Open source is not just for software any more.
Written by Dana Blankenhorn, Inactive

We think of open source as being a process for developing software. It's also a process for developing cures.

As Gina Kolata notes at The New York Times, it's working in the area of Alzheimer's Disease.

In this case the National Institutes of Health acted as a broker among both public and private institutions, the idea being that resulting knowledge on biomarkers would be shared.

The NIH was working as a higher-order Eclipse Foundation, with companies sharing the expense of building a common core of knowledge all could then use.

The result of the NIH effort has been new tests for Alzheimer's, using PET scans and spinal fluid, as well as over 100 drug studies aimed at halting or preventing the disease.

The Michael J. Fox Foundation saw this success and is putting $40 million toward doing the same thing for Parkinson's. As with the Alzheimer's work, the Fox money is going into a search for biomarkers for the disease.
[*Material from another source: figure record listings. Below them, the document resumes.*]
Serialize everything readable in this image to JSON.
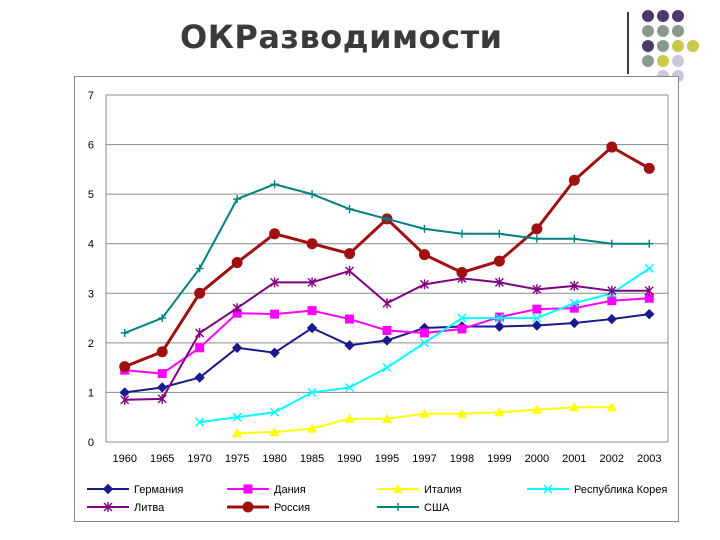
{
  "slide": {
    "title": "ОКРазводимости"
  },
  "decor": {
    "dot_colors": [
      "#4b3b6b",
      "#8a9a8a",
      "#c8c84a",
      "#c8c8d8"
    ]
  },
  "chart_data": {
    "type": "line",
    "categories": [
      "1960",
      "1965",
      "1970",
      "1975",
      "1980",
      "1985",
      "1990",
      "1995",
      "1997",
      "1998",
      "1999",
      "2000",
      "2001",
      "2002",
      "2003"
    ],
    "ylim": [
      0,
      7
    ],
    "yticks": [
      "0",
      "1",
      "2",
      "3",
      "4",
      "5",
      "6",
      "7"
    ],
    "grid": true,
    "legend_position": "bottom",
    "series": [
      {
        "name": "Германия",
        "color": "#1a1a8c",
        "marker": "diamond",
        "values": [
          1.0,
          1.1,
          1.3,
          1.9,
          1.8,
          2.3,
          1.95,
          2.05,
          2.3,
          2.33,
          2.33,
          2.35,
          2.4,
          2.48,
          2.58
        ]
      },
      {
        "name": "Дания",
        "color": "#ff00ff",
        "marker": "square",
        "values": [
          1.45,
          1.38,
          1.9,
          2.6,
          2.58,
          2.65,
          2.48,
          2.25,
          2.2,
          2.28,
          2.52,
          2.68,
          2.7,
          2.85,
          2.9
        ]
      },
      {
        "name": "Италия",
        "color": "#ffff00",
        "marker": "triangle",
        "values": [
          null,
          null,
          null,
          0.18,
          0.2,
          0.27,
          0.47,
          0.47,
          0.57,
          0.57,
          0.6,
          0.65,
          0.7,
          0.7,
          null
        ]
      },
      {
        "name": "Республика Корея",
        "color": "#00ffff",
        "marker": "x",
        "values": [
          null,
          null,
          0.4,
          0.5,
          0.6,
          1.0,
          1.1,
          1.5,
          2.0,
          2.5,
          2.5,
          2.5,
          2.8,
          3.0,
          3.5
        ]
      },
      {
        "name": "Литва",
        "color": "#800080",
        "marker": "star",
        "values": [
          0.85,
          0.87,
          2.2,
          2.7,
          3.22,
          3.22,
          3.45,
          2.8,
          3.18,
          3.3,
          3.22,
          3.08,
          3.15,
          3.05,
          3.05
        ]
      },
      {
        "name": "Россия",
        "color": "#a01010",
        "marker": "circle",
        "values": [
          1.52,
          1.82,
          3.0,
          3.62,
          4.2,
          4.0,
          3.8,
          4.5,
          3.78,
          3.42,
          3.65,
          4.3,
          5.28,
          5.95,
          5.52
        ]
      },
      {
        "name": "США",
        "color": "#008080",
        "marker": "plus",
        "values": [
          2.2,
          2.5,
          3.5,
          4.9,
          5.2,
          5.0,
          4.7,
          4.5,
          4.3,
          4.2,
          4.2,
          4.1,
          4.1,
          4.0,
          4.0
        ]
      }
    ]
  }
}
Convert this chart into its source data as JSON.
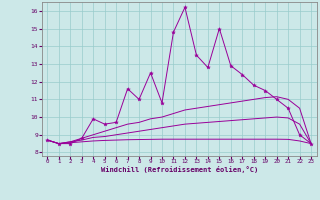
{
  "x_data": [
    0,
    1,
    2,
    3,
    4,
    5,
    6,
    7,
    8,
    9,
    10,
    11,
    12,
    13,
    14,
    15,
    16,
    17,
    18,
    19,
    20,
    21,
    22,
    23
  ],
  "main_line": [
    8.7,
    8.5,
    8.5,
    8.8,
    9.9,
    9.6,
    9.7,
    11.6,
    11.0,
    12.5,
    10.8,
    14.8,
    16.2,
    13.5,
    12.8,
    15.0,
    12.9,
    12.4,
    11.8,
    11.5,
    11.0,
    10.5,
    9.0,
    8.5
  ],
  "line2": [
    8.7,
    8.5,
    8.6,
    8.8,
    9.0,
    9.2,
    9.4,
    9.6,
    9.7,
    9.9,
    10.0,
    10.2,
    10.4,
    10.5,
    10.6,
    10.7,
    10.8,
    10.9,
    11.0,
    11.1,
    11.15,
    11.0,
    10.5,
    8.5
  ],
  "line3": [
    8.7,
    8.5,
    8.6,
    8.7,
    8.85,
    8.9,
    9.0,
    9.1,
    9.2,
    9.3,
    9.4,
    9.5,
    9.6,
    9.65,
    9.7,
    9.75,
    9.8,
    9.85,
    9.9,
    9.95,
    10.0,
    9.95,
    9.6,
    8.5
  ],
  "line4": [
    8.7,
    8.5,
    8.55,
    8.6,
    8.65,
    8.68,
    8.7,
    8.72,
    8.73,
    8.74,
    8.75,
    8.75,
    8.75,
    8.75,
    8.75,
    8.75,
    8.75,
    8.75,
    8.75,
    8.75,
    8.75,
    8.74,
    8.65,
    8.5
  ],
  "ylim": [
    7.8,
    16.5
  ],
  "xlim": [
    -0.5,
    23.5
  ],
  "yticks": [
    8,
    9,
    10,
    11,
    12,
    13,
    14,
    15,
    16
  ],
  "xticks": [
    0,
    1,
    2,
    3,
    4,
    5,
    6,
    7,
    8,
    9,
    10,
    11,
    12,
    13,
    14,
    15,
    16,
    17,
    18,
    19,
    20,
    21,
    22,
    23
  ],
  "line_color": "#990099",
  "bg_color": "#cce8e8",
  "grid_color": "#99cccc",
  "xlabel": "Windchill (Refroidissement éolien,°C)",
  "xlabel_color": "#660066",
  "tick_color": "#660066",
  "axis_color": "#888888"
}
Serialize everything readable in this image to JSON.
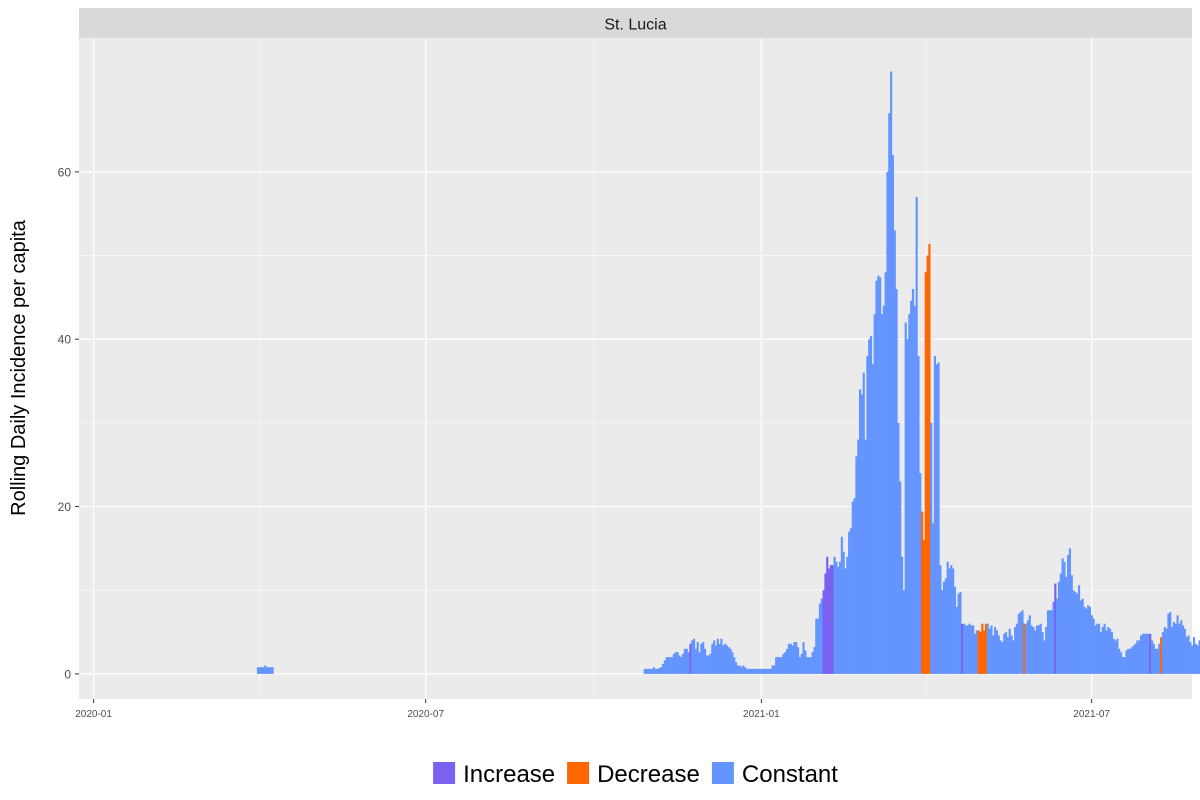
{
  "chart_data": {
    "type": "bar",
    "panel_title": "St. Lucia",
    "ylabel": "Rolling Daily Incidence per capita",
    "xlabel": "",
    "x_range": [
      "2019-12-24",
      "2021-08-25"
    ],
    "ylim": [
      -3,
      76
    ],
    "x_ticks": [
      "2020-01",
      "2020-07",
      "2021-01",
      "2021-07"
    ],
    "y_ticks": [
      "0",
      "20",
      "40",
      "60"
    ],
    "y_tick_values": [
      0,
      20,
      40,
      60
    ],
    "grid": true,
    "legend_position": "bottom",
    "legend": [
      {
        "label": "Increase",
        "color": "#7b61f0"
      },
      {
        "label": "Decrease",
        "color": "#ff6600"
      },
      {
        "label": "Constant",
        "color": "#6495ff"
      }
    ],
    "series": [
      {
        "name": "Increase",
        "color": "#7b61f0"
      },
      {
        "name": "Decrease",
        "color": "#ff6600"
      },
      {
        "name": "Constant",
        "color": "#6495ff"
      }
    ],
    "status_codes": {
      "i": "Increase",
      "d": "Decrease",
      "c": "Constant"
    },
    "segments": [
      {
        "start": "2020-03-31",
        "values": [
          0.8,
          0.8,
          0.8,
          0.8,
          1.0,
          0.8,
          0.8,
          0.8,
          0.8
        ],
        "status": "ccccccccc"
      },
      {
        "start": "2020-10-29",
        "values": [
          0.6,
          0.6,
          0.6,
          0.6,
          0.6,
          0.8,
          0.6,
          0.6,
          0.7,
          0.8,
          1.2,
          1.6,
          2.0,
          2.0,
          2.0,
          2.0,
          2.4,
          2.6,
          2.6,
          2.2,
          2.0,
          2.4,
          3.0,
          3.0,
          2.6,
          3.6,
          4.0,
          4.2,
          3.0,
          3.8,
          2.6,
          3.6,
          3.8,
          3.0,
          2.2,
          2.2,
          2.4,
          3.6,
          4.0,
          3.4,
          4.2,
          3.6,
          4.2,
          3.4,
          3.6,
          3.4,
          3.2,
          3.0,
          2.6,
          2.0,
          1.4,
          1.0,
          1.0,
          0.8,
          1.0,
          0.8,
          0.6,
          0.6,
          0.6,
          0.6,
          0.6,
          0.6,
          0.6,
          0.6,
          0.6,
          0.6,
          0.6,
          0.6,
          0.6,
          0.6,
          1.0,
          1.0,
          2.0,
          2.0,
          2.0,
          2.0,
          2.4,
          2.6,
          3.0,
          3.6,
          3.6,
          3.4,
          3.8,
          3.8,
          3.2,
          2.0,
          2.4,
          3.8,
          2.8,
          2.0,
          2.0,
          2.0,
          2.6,
          3.2,
          6.6,
          6.6,
          8.4,
          9.0,
          10.0,
          12.0,
          14.0,
          12.6,
          13.0,
          13.0,
          14.0,
          13.4,
          12.8,
          13.4,
          16.4,
          14.6,
          12.6,
          14.0,
          17.0,
          17.4,
          20.6,
          21.0,
          26.0,
          28.0,
          34.0,
          33.4,
          36.0,
          28.0,
          38.0,
          40.0,
          40.4,
          37.0,
          43.0,
          47.0,
          47.6,
          47.4,
          43.0,
          44.0,
          48.0,
          60.0,
          67.0,
          72.0,
          62.0,
          53.0,
          46.0,
          30.0,
          23.0,
          14.0,
          10.0,
          42.0,
          40.0,
          43.0,
          44.6,
          46.0,
          44.0,
          57.0,
          38.0,
          24.0,
          19.4,
          16.0,
          48.0,
          50.0,
          51.4,
          30.0,
          18.0,
          38.0,
          37.0,
          37.2,
          13.0,
          10.0,
          11.0,
          11.4,
          13.4,
          12.6,
          13.0,
          12.6,
          10.4,
          8.0,
          9.6,
          9.8,
          6.0,
          6.0,
          5.8,
          5.8,
          6.0,
          5.8,
          5.8,
          4.8,
          5.2,
          5.2,
          5.0,
          6.0,
          5.2,
          6.0,
          6.0,
          5.4,
          5.8,
          4.6,
          5.6,
          5.2,
          4.6,
          4.0,
          3.8,
          4.8,
          5.0,
          4.4,
          5.4,
          4.6,
          4.0,
          5.6,
          6.0,
          7.2,
          7.4,
          7.6,
          6.0,
          6.0,
          6.4,
          7.0,
          5.8,
          5.6,
          5.2,
          5.8,
          5.8,
          6.0,
          5.0,
          4.0,
          5.6,
          7.6,
          7.6,
          7.6,
          8.6,
          10.8,
          9.0,
          11.0,
          12.0,
          13.8,
          13.4,
          11.6,
          14.2,
          15.0,
          11.8,
          10.0,
          9.8,
          9.6,
          10.6,
          8.8,
          9.0,
          8.0,
          7.8,
          8.2,
          8.0,
          7.0,
          6.6,
          5.8,
          6.0,
          6.0,
          5.0,
          5.6,
          6.0,
          5.2,
          5.6,
          5.4,
          5.0,
          4.2,
          4.0,
          4.2,
          3.0,
          2.6,
          2.0,
          2.0,
          2.8,
          3.0,
          3.0,
          3.2,
          3.4,
          3.6,
          4.0,
          4.0,
          4.6,
          4.8,
          4.8,
          4.8,
          4.8,
          4.8,
          4.0,
          3.6,
          3.0,
          3.0,
          3.6,
          4.4,
          5.0,
          5.6,
          5.4,
          7.2,
          7.4,
          5.6,
          6.2,
          6.0,
          7.0,
          6.0,
          6.4,
          5.8,
          5.4,
          4.4,
          4.6,
          3.8,
          3.4,
          4.4,
          3.6,
          3.4,
          4.0,
          3.2,
          3.6,
          3.4,
          3.4,
          5.0,
          6.6,
          6.6,
          7.0,
          8.4,
          9.4,
          10.0,
          9.0
        ],
        "status": "cccccccccccccccccccccccccicccccccccccccccccccccccccccccccccccccccccccccccccccccccccccccccccccccccciiiiiiccccccccccccccccccccccccccccccccccccccccccccccccdddddccccccccccccccccciccccccccdddddccccccccccccccccccccdccccccccccccccccicccccccccccccccccccccccccccccccccccccccccccccccccccicccccdccccccccccccccccccccccccccccccccccccccccccccccccccccccccccccccccc"
      }
    ]
  }
}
That's not all. When the Bill and Melinda Gates Foundation put $287 million into a search for AIDS vaccines in 2006, it was with this same open source proviso. Recipients would have to collaborate, sharing data, in order to get in on the action.

Canada backed off its support of an international AIDS effort this year in favor of a partnership with the Gates effort.

Open source developed in software as an outgrowth of the Internet, as people realized that collaboration could be done cheaply and could create projects no one company could fund on its own. That same idea has now come to medicine, it's being proven to work, and I predict it will soon sweep the sciences.

Open source is not just for software any more.